Walgreens contends, however, that it discharged its duty when one of its employees phoned Klasch and relayed the contents of its computer system to her. Walgreens further argues that, even assuming duty and breach, it did not cause Klasch injury because her prescribing doctor knew she might have a sulfa allergy yet prescribed Bactrim anyway.
The difficulty with these arguments is that, while Walgreens presented a fully supported summary judgment motion on the basis that it had no duty beyond correctly filling a nonobviously fatal prescription, its motion made only passing reference to breach of duty and causation of injury, and did so mainly in reply. Breach of duty and causation are classically questions of fact. Frances v. Plaza Pacific Equities, 109 Nev. 91, 94, 847 P.2d 722, 724 (1993); Nehls v. Leonard, 97 Nev. 325, 328, 630 P.2d 258, 260 (1981).
Complicating matters further, the expert depositions were not completed until after briefing concluded, and the district court rejected the Klasches' supplemental opposition even though Walgreens stipulated to its filing. Given our rejection of Walgreens' principal argument that it had no duty as a matter of law, which materially changes the issues presented by the summary judgment motion, we conclude that potential factual issues remain that preclude affirming the district court's summary judgment at this point.

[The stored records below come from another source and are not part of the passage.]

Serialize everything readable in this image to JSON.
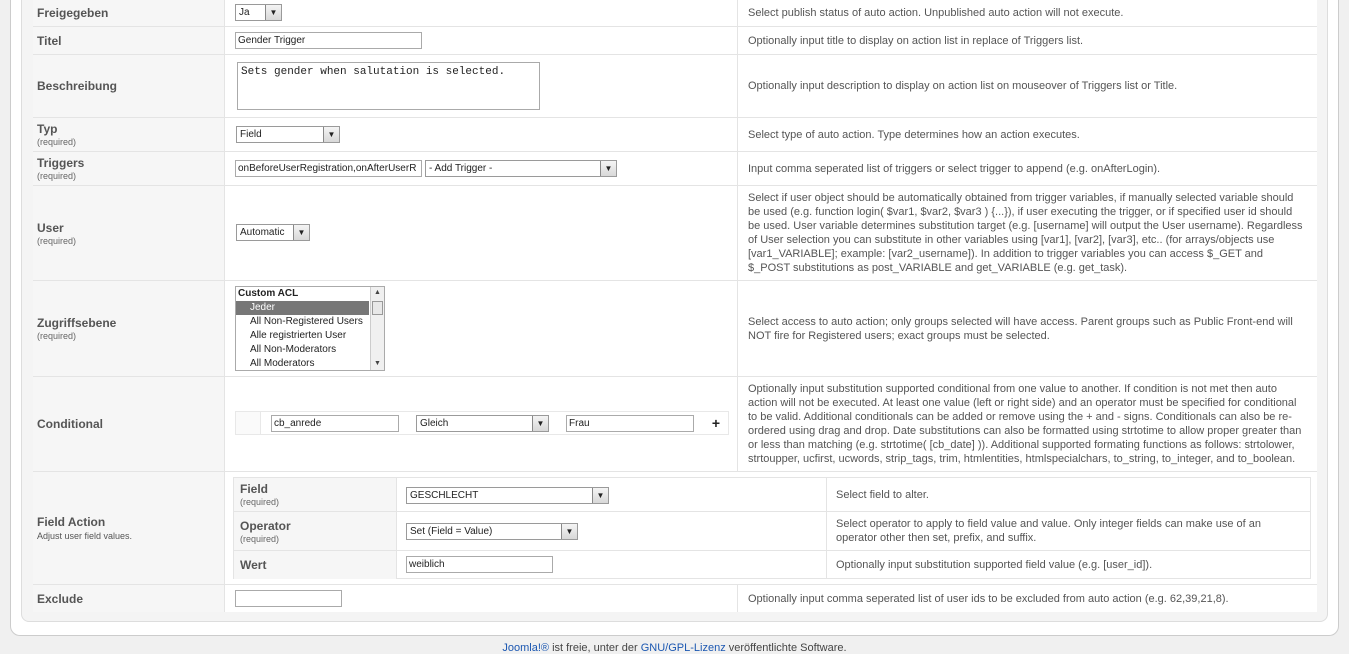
{
  "rows": {
    "published": {
      "label": "Freigegeben",
      "value": "Ja",
      "desc": "Select publish status of auto action. Unpublished auto action will not execute."
    },
    "title": {
      "label": "Titel",
      "value": "Gender Trigger",
      "desc": "Optionally input title to display on action list in replace of Triggers list."
    },
    "description": {
      "label": "Beschreibung",
      "value": "Sets gender when salutation is selected.",
      "desc": "Optionally input description to display on action list on mouseover of Triggers list or Title."
    },
    "type": {
      "label": "Typ",
      "required": "(required)",
      "value": "Field",
      "desc": "Select type of auto action. Type determines how an action executes."
    },
    "triggers": {
      "label": "Triggers",
      "required": "(required)",
      "value": "onBeforeUserRegistration,onAfterUserR",
      "select": "- Add Trigger -",
      "desc": "Input comma seperated list of triggers or select trigger to append (e.g. onAfterLogin)."
    },
    "user": {
      "label": "User",
      "required": "(required)",
      "value": "Automatic",
      "desc": "Select if user object should be automatically obtained from trigger variables, if manually selected variable should be used (e.g. function login( $var1, $var2, $var3 ) {...}), if user executing the trigger, or if specified user id should be used. User variable determines substitution target (e.g. [username] will output the User username). Regardless of User selection you can substitute in other variables using [var1], [var2], [var3], etc.. (for arrays/objects use [var1_VARIABLE]; example: [var2_username]). In addition to trigger variables you can access $_GET and $_POST substitutions as post_VARIABLE and get_VARIABLE (e.g. get_task)."
    },
    "access": {
      "label": "Zugriffsebene",
      "required": "(required)",
      "options": [
        "Custom ACL",
        "Jeder",
        "All Non-Registered Users",
        "Alle registrierten User",
        "All Non-Moderators",
        "All Moderators"
      ],
      "desc": "Select access to auto action; only groups selected will have access. Parent groups such as Public Front-end will NOT fire for Registered users; exact groups must be selected."
    },
    "conditional": {
      "label": "Conditional",
      "left": "cb_anrede",
      "operator": "Gleich",
      "right": "Frau",
      "add": "+",
      "desc": "Optionally input substitution supported conditional from one value to another. If condition is not met then auto action will not be executed. At least one value (left or right side) and an operator must be specified for conditional to be valid. Additional conditionals can be added or remove using the + and - signs. Conditionals can also be re-ordered using drag and drop. Date substitutions can also be formatted using strtotime to allow proper greater than or less than matching (e.g. strtotime( [cb_date] )). Additional supported formating functions as follows: strtolower, strtoupper, ucfirst, ucwords, strip_tags, trim, htmlentities, htmlspecialchars, to_string, to_integer, and to_boolean."
    },
    "field_action": {
      "label": "Field Action",
      "sub": "Adjust user field values.",
      "field": {
        "label": "Field",
        "required": "(required)",
        "value": "GESCHLECHT",
        "desc": "Select field to alter."
      },
      "operator": {
        "label": "Operator",
        "required": "(required)",
        "value": "Set (Field = Value)",
        "desc": "Select operator to apply to field value and value. Only integer fields can make use of an operator other then set, prefix, and suffix."
      },
      "value": {
        "label": "Wert",
        "value": "weiblich",
        "desc": "Optionally input substitution supported field value (e.g. [user_id])."
      }
    },
    "exclude": {
      "label": "Exclude",
      "value": "",
      "desc": "Optionally input comma seperated list of user ids to be excluded from auto action (e.g. 62,39,21,8)."
    }
  },
  "footer": {
    "joomla": "Joomla!®",
    "mid": " ist freie, unter der ",
    "license": "GNU/GPL-Lizenz",
    "end": " veröffentlichte Software."
  }
}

By insulating pharmacists from liability for failing to warn their customers of a medication's generalized risks, the learned-intermediary doctrine prevents pharmacists from interfering with the doctor-patient relationship. Because the public-policy considerations behind this doctrine are sound, we adopt it in the context of pharmacist/customer tort litigation. These public-policy considerations are less persuasive, however, when a pharmacist has knowledge of a customer-specific risk with respect to a prescribed medication. Accordingly, in such circumstances, the learned-intermediary doctrine does not insulate a pharmacist from liability, and the pharmacist instead has a duty to exercise reasonable care in warning the customer or notifying the prescribing doctor of this risk. Because factual issues remain in this case as to breach of duty and causation of injury, we reverse the district court's summary judgment in favor of Walgreens and remand this case to the district court for proceedings consistent with this opinion.
We concur: SAITTA, C.J., and DOUGLAS, CHERRY, GIBBONS, PICKERING, and HARDESTY, JJ.